RuntimeError                              Traceback (most recent call last)
Cell In[1], line 2
      1 get_ipython().system('pip install -q condacolab')
----> 2 import condacolab
      3 condacolab.install()

File /opt/hostedtoolcache/Python/3.8.18/x64/lib/python3.8/site-packages/condacolab.py:28
     26     import google.colab
     27 except ImportError:
---> 28     raise RuntimeError("This module must ONLY run as part of a Colab notebook!")
     31 __version__ = "0.1.6"
     32 __author__ = "Jaime Rodríguez-Guerra <jaimergp@users.noreply.github.com>"
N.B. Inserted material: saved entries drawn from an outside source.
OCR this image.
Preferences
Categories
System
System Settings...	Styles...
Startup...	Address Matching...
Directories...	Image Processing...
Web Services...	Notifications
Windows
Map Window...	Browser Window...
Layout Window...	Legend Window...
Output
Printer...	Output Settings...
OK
RuntimeError: This module must ONLY run as part of a Colab notebook!
%%capture
!conda install -c conda-forge openmm mdtraj parmed
!pip install py3dmol 
import openmm as mm
from   openmm import app
from   openmm.unit import * 

import parmed
import mdtraj as md
import py3Dmol
import numpy as np
import pandas as pd
import matplotlib.pyplot as plt
# Simulation parameters
temperature = 293.15 * kelvin
pressure = 1 * bar
mass = 39.948 * amu
sig = 1 * angstrom
eps = 117.8 * kelvin * BOLTZMANN_CONSTANT_kB * AVOGADRO_CONSTANT_NA

box_size = 150 * angstrom  
natom    = 12
cutoff   = 3 * sig

Create polymer structure and topology#

  • Here we will use parmed which is. apowerful tool for creating and manipulating structures and topologies of complex molecules.

from parmed import Structure, Atom, Bond, Angle, Dihedral

s  = Structure()

for i in range(natom):
  s.add_atom(atom     =  Atom(name='A',  mass=mass), 
             resname  = "LJ", 
             resnum   =  i, 
             chain    = 'A')
  
s.positions = [(0, 0, z) for z in range(natom)]

for i in range(natom-1):
  s.bonds.append(Bond(s.atoms[i], s.atoms[i+1]))

s.save('lj.pdb', overwrite=True)
s.save('lj.psf', overwrite=True)

print(s.topology)
s.to_dataframe().head()

Create openmm systema and add particles#

# Add particles to the system
system = mm.System()

for i in range(natom):
  system.addParticle(s.atoms[i].mass)

box_vecs = box_size  *np.eye(3)
system.setDefaultPeriodicBoxVectors(*box_vecs )
### Create LJ force
E_lj  = '4*eps*((sig/r)^12-(sig/r)^6); sig=0.5*(sig1+sig2); eps=sqrt(eps1*eps2)'
force = mm.CustomNonbondedForce(E_lj)
force.addPerParticleParameter('sig') 
force.addPerParticleParameter('eps')

# Particles are assigned properties in the same order as they appear in the System object
for _ in range(natom): 
    force.addParticle([sig, eps])

# Set force cutoff parameters
force.setNonbondedMethod(mm.NonbondedForce.CutoffPeriodic)
force.setCutoffDistance(3.0 * sig)       # set cutoff (truncation) distance at 3*sigma
force.createExclusionsFromBonds([(i, i+1) for i in range(natom-1)], 1) # exlcude bonded particles from LJ

### Create Harmonic force
force2 = mm.HarmonicBondForce()

for i in range(natom-1):
  force2.addBond(i, i+1, 1.5*sig, 100) 

### Add a force to remove Center of Mass motion to prevent drifting of molecule
force3 = mm.CMMotionRemover()

# Added forces to system
system.addForce(force)
system.addForce(force2)
system.addForce(force3)
print('Check if force uses PBC: ', force.usesPeriodicBoundaryConditions() )

print('No particles: ', force.getNumParticles() )

print('per-particle parameters for particle-0: ', force.getParticleParameters(0))

print('Check Energy function: ', force.getEnergyFunction() )

Create OpenMM simulation object#

integrator =  mm.LangevinIntegrator(temperature, 1/picosecond, 2*femtoseconds) 

simulation = app.Simulation(s.topology, 
                            system, 
                            integrator) 

simulation.context.setPositions(s.positions)

# - Minimize the energy
simulation.minimizeEnergy()

# - Initialize velocities with random values at 300K.
simulation.context.setVelocitiesToTemperature(300)


# Reporters
simulation.reporters = []
simulation.reporters.append(app.DCDReporter('ljtraj.dcd', 100))
simulation.reporters.append(app.PDBReporter('ljtraj.pdb', 100))
simulation.reporters.append(app.StateDataReporter("ljscalars.csv", 10, 
                                              time=True, 
                                              potentialEnergy=True, 
                                              totalEnergy=True, 
                                              temperature=True, 
                                              volume=True))

simulation.step(50000)
# Animation
view = py3Dmol.view(width=800, height=800)

view.addModelsAsFrames(open('ljtraj.pdb', 'r').read(),'pdb')
view.setBackgroundColor('white')
view.setStyle({'sphere': {'color':'green'}}) 

#
view.zoomTo()
view.animate({'loop': "forward"})
view.show()